Here’s now the fun part, about how this hack works:
First, once the e-mail is sent to an address mapped to SendGrip API – a PHP script extracts the location and the timeframe of the trip from the e-mail. The extraction if airline-specific, and so far the hack works only on AerLingus ticket (however, an abstraction layer allows to easily create new wrappers – a similar strategy as used in TripIt).
Then, the seatwave API is used to get the list of all events in the area for that period, including all events details.
Once we have the events, seevl is used to identify the featured artist from the list of available concerts.
Finally, the e-mail id rendered in HTML, and send via SendGrid.
It takes around 2 minutes to do the whole processing, check this short video to see it in action. Note that I changed the trip date as that was an old trip ticket for which seatwave didn’t get any data, and that the video has been cut to avoid the delay of receiving the e-mail with the listing.

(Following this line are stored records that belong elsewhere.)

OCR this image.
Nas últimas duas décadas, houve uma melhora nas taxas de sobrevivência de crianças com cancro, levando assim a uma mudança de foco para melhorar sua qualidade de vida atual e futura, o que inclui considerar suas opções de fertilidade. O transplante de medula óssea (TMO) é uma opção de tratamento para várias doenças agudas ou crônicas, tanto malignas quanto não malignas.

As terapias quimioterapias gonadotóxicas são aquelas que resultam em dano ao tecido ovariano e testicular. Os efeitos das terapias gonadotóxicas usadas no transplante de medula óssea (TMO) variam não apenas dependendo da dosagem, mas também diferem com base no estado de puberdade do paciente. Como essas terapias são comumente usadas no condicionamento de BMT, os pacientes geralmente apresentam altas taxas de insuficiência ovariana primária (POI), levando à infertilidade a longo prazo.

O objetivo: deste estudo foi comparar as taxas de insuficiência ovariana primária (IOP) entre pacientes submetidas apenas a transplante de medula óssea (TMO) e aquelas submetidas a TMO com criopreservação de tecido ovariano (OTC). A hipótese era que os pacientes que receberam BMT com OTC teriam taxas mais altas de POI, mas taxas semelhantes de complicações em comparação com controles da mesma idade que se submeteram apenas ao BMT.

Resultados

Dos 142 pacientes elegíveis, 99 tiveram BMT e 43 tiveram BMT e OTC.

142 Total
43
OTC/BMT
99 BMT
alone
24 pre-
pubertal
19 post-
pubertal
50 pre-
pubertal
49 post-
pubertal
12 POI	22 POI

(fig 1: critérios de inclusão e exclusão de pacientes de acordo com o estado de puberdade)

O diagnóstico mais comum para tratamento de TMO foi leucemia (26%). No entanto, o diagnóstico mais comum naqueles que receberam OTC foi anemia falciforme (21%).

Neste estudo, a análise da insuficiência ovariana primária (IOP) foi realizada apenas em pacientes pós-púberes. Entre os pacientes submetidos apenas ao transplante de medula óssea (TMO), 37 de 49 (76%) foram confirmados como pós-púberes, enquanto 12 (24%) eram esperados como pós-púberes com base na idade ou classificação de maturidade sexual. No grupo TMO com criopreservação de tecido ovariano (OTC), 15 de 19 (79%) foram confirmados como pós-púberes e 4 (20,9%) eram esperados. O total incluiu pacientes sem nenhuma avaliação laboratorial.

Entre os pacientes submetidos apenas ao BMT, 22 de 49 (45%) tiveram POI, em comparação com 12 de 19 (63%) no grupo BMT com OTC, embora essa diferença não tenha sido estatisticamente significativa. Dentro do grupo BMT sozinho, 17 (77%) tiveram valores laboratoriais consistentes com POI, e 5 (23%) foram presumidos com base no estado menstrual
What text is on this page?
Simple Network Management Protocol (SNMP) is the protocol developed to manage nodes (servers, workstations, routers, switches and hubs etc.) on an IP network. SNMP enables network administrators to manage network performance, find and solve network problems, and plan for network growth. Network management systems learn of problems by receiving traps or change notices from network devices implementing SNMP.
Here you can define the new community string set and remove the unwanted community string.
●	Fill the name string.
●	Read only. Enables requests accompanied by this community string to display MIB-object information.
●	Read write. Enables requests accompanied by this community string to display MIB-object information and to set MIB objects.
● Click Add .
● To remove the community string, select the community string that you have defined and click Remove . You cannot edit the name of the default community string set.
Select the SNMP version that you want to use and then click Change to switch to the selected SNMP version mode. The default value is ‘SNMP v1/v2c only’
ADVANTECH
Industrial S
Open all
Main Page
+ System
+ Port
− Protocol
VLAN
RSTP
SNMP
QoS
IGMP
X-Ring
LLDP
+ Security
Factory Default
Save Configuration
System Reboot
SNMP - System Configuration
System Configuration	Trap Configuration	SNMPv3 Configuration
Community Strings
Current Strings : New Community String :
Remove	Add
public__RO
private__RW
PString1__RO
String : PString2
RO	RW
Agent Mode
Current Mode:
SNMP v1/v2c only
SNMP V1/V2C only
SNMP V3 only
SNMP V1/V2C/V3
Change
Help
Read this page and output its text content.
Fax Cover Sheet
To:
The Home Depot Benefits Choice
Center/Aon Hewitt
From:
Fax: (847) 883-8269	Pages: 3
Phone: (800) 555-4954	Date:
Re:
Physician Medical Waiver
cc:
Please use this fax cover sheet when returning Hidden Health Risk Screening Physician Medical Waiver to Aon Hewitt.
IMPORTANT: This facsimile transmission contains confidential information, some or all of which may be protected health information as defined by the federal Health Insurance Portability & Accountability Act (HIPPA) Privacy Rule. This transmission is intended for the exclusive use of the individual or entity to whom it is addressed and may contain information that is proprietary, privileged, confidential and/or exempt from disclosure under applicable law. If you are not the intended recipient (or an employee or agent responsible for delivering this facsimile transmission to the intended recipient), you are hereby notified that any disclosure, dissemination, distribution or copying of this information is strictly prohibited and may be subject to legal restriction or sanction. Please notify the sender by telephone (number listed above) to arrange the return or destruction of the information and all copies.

Also, don’t forget to check this impressive list of 62 hacks – especially Buddhafy (mind-control for Spotify !) and Concerts2021 – the future of live gigs (or not, thanksfully ;-) !
In particular, I’d give my thumbs-up for Tourrent – helping bands to set-up their next tours based on Torrent downloads of their tracks, FlatDrop – Micropayments for Soundcloud tracks, and Badgify – audioscrobbler meets Arduino.
Together with Ian from rd.io and Guillaume from Webdoc, we’ve worked on a new music discovery approach, leveraging real-world data. Various 4-square hacks enabling geolocation-based discovery have been build on previous MHD, so we’ve decided to take another route: take a picture of anything, and play the songs that reference this thing. Whether it’s a bottle, some brown sugar, or a house.
So here’s Mixture, a simple hack / proof-of-concept of the approach, combining APIs from IQ Engines (image recognition – give it a try if you’re looking for something similar, even though queries can be a bit slow), musiXmatch (lyrics identification), rd.io (music streaming) and seevl (artist data). It may still be buggy (we’ll work on it) and some APIs have a daily-rate limit that could block the application, but you should be able to get the overall idea!